Life after the blender
By 28, Paul Adams had gone from school kid to superstar to struggling bowler to has-been. Now, he's a commentator and spin coach
Sidharth Monga in Cape Town
03-Jan-2011

Paul Adams' arms-and-legs-everywhere action • Getty Images
Paul Adams. That action. "Probably would be very messy," he says, admitting he has never seen frog in a blender."Arms and legs flying everywhere." Somersaults after he took wickets. That joy he brought for a brief while. Not just with that action, but also with the way he played his cricket. That's all we might remember in the final analysis. And not, for example, that at the age of 31 he had to make a choice between continuing to play and bringing "food to the table" for his family. Or the quick rise and the initial difficulty in handling it. Or the strain the action put on his body.
He was just a kid bowling quick, imitating the likes of Garth le Roux and Clive Rice, with that action, until Shane Warne happened. That's when he started trying to bowl "inspinners and "outspinners". "Back in the day I didn't know the terminology and things," he says. "All I knew was I wanted to turn the ball away now, and now in. As I got older, I learned about all the terms and started reading about things."
Adams did come from a suburb, Grassy Park, where kids started "playing club cricket as nine-year-olds". That helped the prodigy, but he wasn't yet ready for the meteoric rise when he met Eddie Barlow at the academy. The action wasn't tampered with. "I was playing and having fun, but he sort of instilled that I had to keep testing myself at higher levels. I thought I would slowly rise through the leagues, but that call-up came quickly. Even when I made my debut and took wickets, it was all a blur. I was only running up and enjoying myself."
He enjoyed himself in the series against England, who were so befuddled they came up with the frog-in-the-blender description. However, Adams was to realise it wasn't all fun. Not only was he into the Test team straight out of school, he was also seen as the face of transformation in the country.
"As an 18-year-old, I had to learn about all the responsibilities and those things too," he says. "It was important for me to understand what kind of role I had to play. I think it's important that each and every top sportsman grabs onto that role. You are living your dream after all. As a young player, sometimes it's tough at that level. You still want to live like an 18-year-old, but you have to strike a balance. You live through trial and error too."
The error happened on the West Indies tour of 2000-01, when he was involved in the dope-smoking incident. "Sometimes, as young men, you don't realise the consequences, but we learnt our lesson."
Also, with time, the novelty of the action started wearing off, and five-fors stopped coming and runs started leaking. "Probably bowling with that action, the surprise element always gets lesser," he says. "That's when you learn the art of spin. It's not about just landing the ball there, you have to understand different periods of the game, different situations of the game. As 18-year-olds, you are not quite aware of those things. There weren't really mentors who could work out those things. You have got to learn things by yourself."
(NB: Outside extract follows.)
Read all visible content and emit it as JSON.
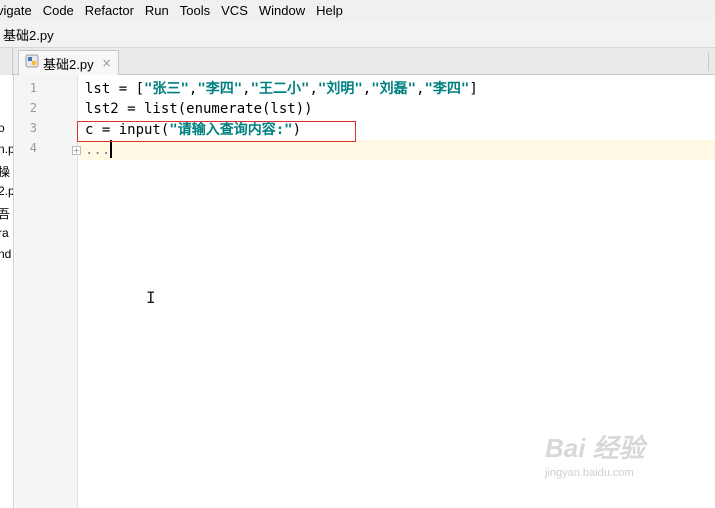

However, with the surprise element gone, and the body wilting under the demands of that action, menace and control - not his strongest ally to begin with - both left him. After Kanpur 1996 where Hansie Cronje told him to do something other than somersaults, and he produced six wickets, it took him close to seven years to produce another five-for. South Africa, by then, were looking to move on. Ironically, he didn't play much after his second-most productive year in Test cricket: 26 wickets, in 2003.
Because of the demands and the pressures you are under, you are always focusing on cricket, and you live in a little world where you are just looking at the playing field, and not at the bigger picture and what's going onPaul Adams
After the Hamilton Test in 2004, Adams read in a newspaper that he was dropped. He says he wasn't told why they dropped him, but perhaps the writing was on the wall. By 28, Adams had gone from a school kid to a superstar to a struggling bowler to a possible has-been. He tried for three years, but by 31, after the selectors punted on him and brought him back to the squad but didn't see enough to pick in the final XI; Adams was gone. No more somersaults.
"I had to make a choice: keep playing or try and change the career and make the move somewhere else forward. It was tough but that's the way it goes. No playing opportunities. And I had a family and two kids. You have got to bring the food to the table. At that time SuperSport broadcasting helped me out and I got involved there."
Adams, 33, now does commentary besides being a spin coach at Western province academy. The match he is calling right now features 37-year-olds who are nowhere close to retiring. Adams, though, says he has no regrets. "Don't think I will change anything [if I could]. No regrets about how I played. I am very proud of it, the way I played."
There may be no regrets, but there is a lesson. He hadn't ever worked elsewhere when the commentary job came his way. Having gone virtually straight from school to international cricket, perhaps he wasn't qualified for much else.
"We don't quite see life outside the cricket field," he says. "Because of the demands and the pressures you are under, you are always focusing on cricket, and you live in a little world where you are just looking at the playing field, and not at the bigger picture and what's going on. As you get older, you realise you have got to make tough decisions."
The frog has left the blender, and is satisfied outside.